Recently, Pierpaolo De Blasi and María Gil-Leyva arXived a proposal for a novel Gibbs sampler for mixture models. In both finite and infinite mixture models. In connection with Pitman (1996) theory of species sampling and with interesting features in terms of removing the vexing label switching features.
“The key idea is to work with the mixture components in the random order of appearance in an exchangeable sequence from the mixing distribution (…) In accordance with the order of appearance, we derive a new Gibbs sampling algorithm that we name the ordered allocation sampler. “
This central idea is thus a reinterpretation of the mixture model as the marginal of the component model when its parameter is distributed as a species sampling variate. An ensuing marginal algorithm is to integrate out the weights and the allocation variables to only consider the non-empty component parameters and the partition function, which are label invariant. Which reminded me of the proposal we made in our 2000 JASA paper with Gilles Celeux and Merrilee Hurn (one of my favourite papers!). And of the [first paper in Statistical Methodology] 2004 partitioned importance sampling version with George Casella and Marty Wells. As in the later, the solution seems to require the prior on the component parameters to be conjugate (as I do not see a way to produce an unbiased estimator of the partition allocation probabilities).

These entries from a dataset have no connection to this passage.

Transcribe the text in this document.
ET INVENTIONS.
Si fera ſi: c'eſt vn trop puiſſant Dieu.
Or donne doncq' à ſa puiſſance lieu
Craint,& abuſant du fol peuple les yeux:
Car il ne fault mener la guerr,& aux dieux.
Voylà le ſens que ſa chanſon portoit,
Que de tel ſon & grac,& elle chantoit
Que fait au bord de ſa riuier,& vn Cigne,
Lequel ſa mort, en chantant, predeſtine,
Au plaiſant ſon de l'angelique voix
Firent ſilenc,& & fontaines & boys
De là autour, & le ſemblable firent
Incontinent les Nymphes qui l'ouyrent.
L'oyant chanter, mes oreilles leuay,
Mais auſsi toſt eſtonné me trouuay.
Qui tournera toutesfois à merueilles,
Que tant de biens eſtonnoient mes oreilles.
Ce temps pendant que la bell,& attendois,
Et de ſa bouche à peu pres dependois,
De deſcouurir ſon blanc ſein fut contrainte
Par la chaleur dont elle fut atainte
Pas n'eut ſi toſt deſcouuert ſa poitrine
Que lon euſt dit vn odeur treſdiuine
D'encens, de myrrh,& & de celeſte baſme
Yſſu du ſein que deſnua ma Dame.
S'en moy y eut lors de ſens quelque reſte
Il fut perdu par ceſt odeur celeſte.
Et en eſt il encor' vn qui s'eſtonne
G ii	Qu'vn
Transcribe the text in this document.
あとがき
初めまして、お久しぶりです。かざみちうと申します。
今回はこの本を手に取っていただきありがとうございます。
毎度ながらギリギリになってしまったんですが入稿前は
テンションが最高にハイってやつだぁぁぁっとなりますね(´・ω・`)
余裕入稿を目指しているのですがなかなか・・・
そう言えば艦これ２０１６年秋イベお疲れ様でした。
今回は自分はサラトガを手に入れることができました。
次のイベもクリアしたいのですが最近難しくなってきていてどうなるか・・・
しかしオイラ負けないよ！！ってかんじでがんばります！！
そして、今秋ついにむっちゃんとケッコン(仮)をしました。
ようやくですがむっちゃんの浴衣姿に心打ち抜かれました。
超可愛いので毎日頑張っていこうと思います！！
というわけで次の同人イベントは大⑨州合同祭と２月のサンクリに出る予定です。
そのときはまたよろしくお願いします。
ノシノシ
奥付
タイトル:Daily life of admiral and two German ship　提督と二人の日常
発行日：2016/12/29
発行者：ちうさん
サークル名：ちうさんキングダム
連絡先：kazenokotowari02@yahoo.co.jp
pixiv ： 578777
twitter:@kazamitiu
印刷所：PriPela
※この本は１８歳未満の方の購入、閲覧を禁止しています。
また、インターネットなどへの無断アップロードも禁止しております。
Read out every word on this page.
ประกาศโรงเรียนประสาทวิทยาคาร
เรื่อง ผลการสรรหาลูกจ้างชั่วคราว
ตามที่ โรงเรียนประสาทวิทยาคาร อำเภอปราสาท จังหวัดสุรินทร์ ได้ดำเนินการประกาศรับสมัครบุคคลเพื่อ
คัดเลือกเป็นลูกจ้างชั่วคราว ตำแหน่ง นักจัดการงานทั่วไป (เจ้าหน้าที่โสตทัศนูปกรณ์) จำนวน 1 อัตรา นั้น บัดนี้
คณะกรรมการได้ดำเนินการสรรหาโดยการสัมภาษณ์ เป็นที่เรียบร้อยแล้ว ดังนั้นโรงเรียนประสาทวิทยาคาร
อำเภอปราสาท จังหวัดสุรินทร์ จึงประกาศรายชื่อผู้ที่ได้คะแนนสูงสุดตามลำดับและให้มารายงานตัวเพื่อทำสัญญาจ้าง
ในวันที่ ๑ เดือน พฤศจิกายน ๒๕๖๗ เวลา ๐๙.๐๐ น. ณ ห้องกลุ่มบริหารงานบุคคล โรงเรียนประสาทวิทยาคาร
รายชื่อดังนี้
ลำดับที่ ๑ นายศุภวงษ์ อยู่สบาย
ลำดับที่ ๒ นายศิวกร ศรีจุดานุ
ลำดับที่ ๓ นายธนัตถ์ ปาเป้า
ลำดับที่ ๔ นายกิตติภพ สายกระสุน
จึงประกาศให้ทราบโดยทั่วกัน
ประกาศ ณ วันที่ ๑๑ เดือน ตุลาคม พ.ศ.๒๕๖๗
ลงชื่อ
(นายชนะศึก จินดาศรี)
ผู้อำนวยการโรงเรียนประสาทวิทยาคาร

The ordered allocation sample considers the posterior distribution of the different object made of the parameters and of the sequence of allocations to the components for the sample written in a given order, ie y¹,y², &tc. Hence y¹ always gets associated with component 1, y² with either component 1 or component 2, and so on. For this distribution, the full conditionals are available, incl. the full posterior on the number m of components, only depending on the data through the partition sizes and the number m⁺ of non-empty components. (Which relates to the debate as to whether or not m is estimable…) This sequential allocation reminded me as well of an earlier 2007 JRSS paper by Nicolas Chopin. Albeit using particles rather than Gibbs and applied to a hidden Markov model. Funny enough, their synthetic dataset univ4 almost resembles the Galaxy dataset (as in the above picture of mine)!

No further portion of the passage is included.